Pumping solids / abrasive in the wrong pump
Pumping solids or abrasives in a pump that is not set to deal with viscous media or solids can clog and break the pump. If the pump is improperly selected for the application at hand, expect to see a shortened life on nearly all components (casing, impeller, stuffing box, etc). We would advise that you consult the pump manufacturer - pumps can be designed to fit the exact specification of your application.
Wrong chemicals for the pump
Pumps are designed for specific chemicals using the most efficiency, safe and reliable materials for the desired application. If the pump is then used for a chemical that the pump was not built for, the corrosive properties of the new application can erode the insides of the pump causing immediate pump failure and a potential spillage, disrupting your process, production line and the area around the pump if there is a leakage.
Consult our chemical compatibility table for our up-to-date advice on what pump materials are suitable for different applications
Operation at shut off
When the discharge valve is partially or completely closed to manually control flow, it causes 100% of the input energy to be destructive. This leads very quickly to a build up of pressure and pump failure. Consult the pump manufacturer on how to control or get the optimal head, flow or pressure.
Mechanical seal installation error
Improperly installing the mechanical seal will cause damage to the elastomers (O-rings) as well as a wide variety of other issues. Mechanical seals can be very sensitive as the faces are incredibly flat. Even a small amount of dirt or oil (even from fingerprints) can cause the faces to misalign.
Both mechanical seal and magnetic drive centrifugal pumps can suffer from running dry if the pump hasn't been designed to combat it.

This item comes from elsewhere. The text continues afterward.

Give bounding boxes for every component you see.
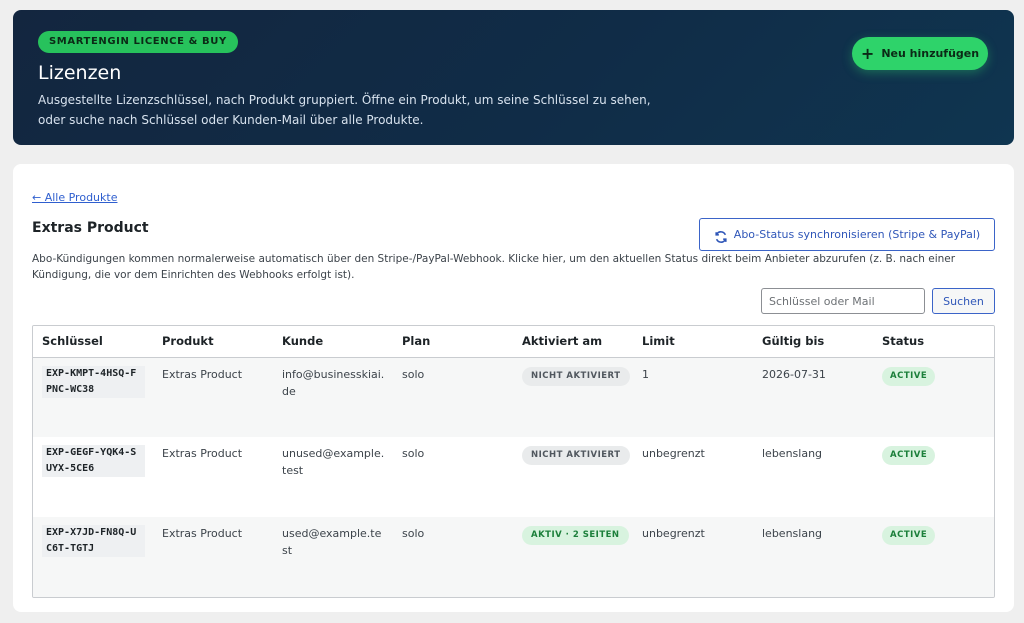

Allowing the pump to dry run can lead to catastrophic pump failure (depending on circumstance). For a mechanical seal pump, running dry could lead to pump cavitation and therefore seal damage. The mechanical seal could also experience thermal shock and under the right conditions could shatter within 30 seconds.
With a mag-drive pump, the bearings and shaft can rise in temperature due to the absence of liquid lubrication and subsequently melt the plastic casing.